ZFS Gets Built-In Deduplication

← Back to Stories (view on slashdot.org)

ZFS Gets Built-In Deduplication

Posted by ScuttleMonkey on Monday November 2, 2009 @11:21AM from the sounds-like-a-resource-hog-waiting-to-happen dept.

elREG writes to mention that Sun's ZFS now has built-in deduplication utilizing a master hash function to map duplicate blocks of data to a single block instead of storing multiples. "File-level deduplication has the lowest processing overhead but is the least efficient method. Block-level dedupe requires more processing power, and is said to be good for virtual machine images. Byte-range dedupe uses the most processing power and is ideal for small pieces of data that may be replicated and are not block-aligned, such as e-mail attachments. Sun reckons such deduplication is best done at the application level since an app would know about the data. ZFS provides block-level deduplication, using SHA256 hashing, and it maps naturally to ZFS's 256-bit block checksums. The deduplication is done inline, with ZFS assuming it's running with a multi-threaded operating system and on a server with lots of processing power. A multi-core server, in other words."

1 of 386 comments (clear)

Min score:

Reason:

Sort:

There are three types of files. by Animats · 2009-11-02 13:44 · Score: 5, Interesting
I'd argue that file systems should know about and support three types of files:
- Unit files. Unit files are written once, and change only by being replaced. Most common files are unit files. Program executables, HTML files, etc. are unit files. The file system should guarantee that if you open a unit file, you will always read a consistent version; it will never change underneath a read. Unit files are replaced by opening for write, writing a new version, and closing; upon close, the new version replaces the old. In the event of a system crash during writing, the old version of the file remains. If the writing program crashes before an explicit close, the old file remains. Unit files are good candidates for unduplication via hashing.
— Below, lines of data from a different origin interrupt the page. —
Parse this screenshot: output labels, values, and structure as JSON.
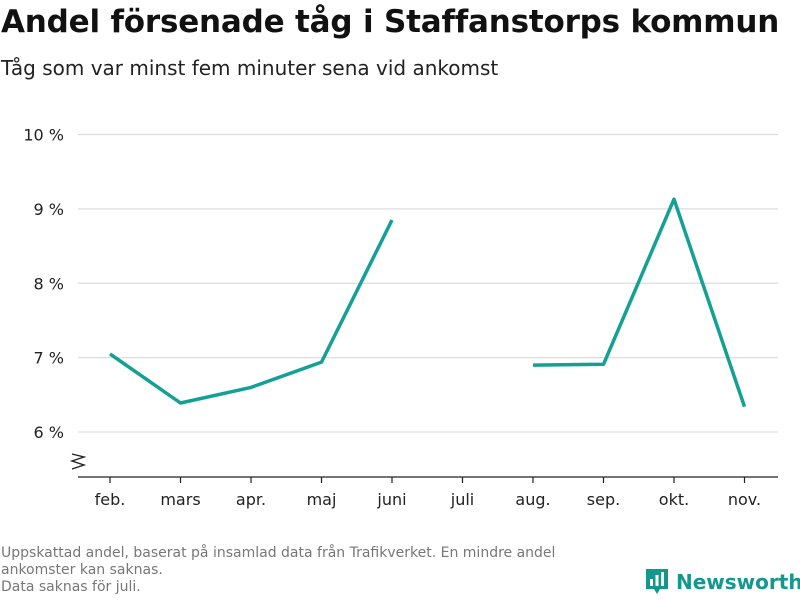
{
  "title": "Andel försenade tåg i Staffanstorps kommun",
  "subtitle": "Tåg som var minst fem minuter sena vid ankomst",
  "footnote": {
    "line1": "Uppskattad andel, baserat på insamlad data från Trafikverket. En mindre andel",
    "line2": "ankomster kan saknas.",
    "line3": "Data saknas för juli."
  },
  "brand": {
    "name": "Newsworthy",
    "icon": "bar-chart-logo-icon",
    "color": "#14978c"
  },
  "chart_data": {
    "type": "line",
    "title": "Andel försenade tåg i Staffanstorps kommun",
    "subtitle": "Tåg som var minst fem minuter sena vid ankomst",
    "categories": [
      "feb.",
      "mars",
      "apr.",
      "maj",
      "juni",
      "juli",
      "aug.",
      "sep.",
      "okt.",
      "nov."
    ],
    "series": [
      {
        "values": [
          7.05,
          6.39,
          6.6,
          6.94,
          8.85,
          null,
          6.9,
          6.91,
          9.13,
          6.34
        ],
        "color": "#14a094"
      }
    ],
    "yticks": [
      6,
      7,
      8,
      9,
      10
    ],
    "ytick_labels": [
      "6 %",
      "7 %",
      "8 %",
      "9 %",
      "10 %"
    ],
    "ylim": [
      5.6,
      10
    ],
    "y_axis_break": true,
    "grid": true,
    "xlabel": "",
    "ylabel": ""
  }
}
While the file is open for writing, attempts to open for reading open the old version. This should be the default mode. (This would be a big convenience; you always read a good version. Good programs try to fake this by writing a new file, then renaming it to replace the old file, but most operating systems and file systems don't support atomic multiple rename, so there's a window of vulnerability. The file system should give you that for free.)
- Log files Log files can only be appended to. UNIX supports this, with an open mode of O_APPEND. But it doesn't enforce it (you can still seek) and NFS doesn't implement it properly. Nor does Windows. Opens of a log file for reading should be guaranteed that they will always read exactly out to the last write. In the event of a system crash during writing, log files may be truncated, but must be truncated at an exact write boundary; trailing off into junk is unacceptable. Unduplication via hashing probably isn't worth the trouble.
- Managed files Managed files are random-access files managed by a database or archive program. Random access is supported. The use of open modes O_SYNC, O_EXCL, or O_DIRECT during file creation indicates a managed file. Seeks while open for write are permitted, multiple opens access the same file, and O_SYNC and O_EXCL must work as documented. Unduplication via hashing probably isn't worth the trouble and is bad for database integrity.
That's a useful way to look at files. Almost all files are "unit" files; they're written once and are never changed; they're only replaced. A relatively small number of programs and libraries use "managed" files, and they're mostly databases of one kind or another. Those are the programs that have to manage files very carefully, and those programs are usually written to be aware of concurrency and caching issues.
Unix and Linux have the right modes defined. File systems just need to use them properly.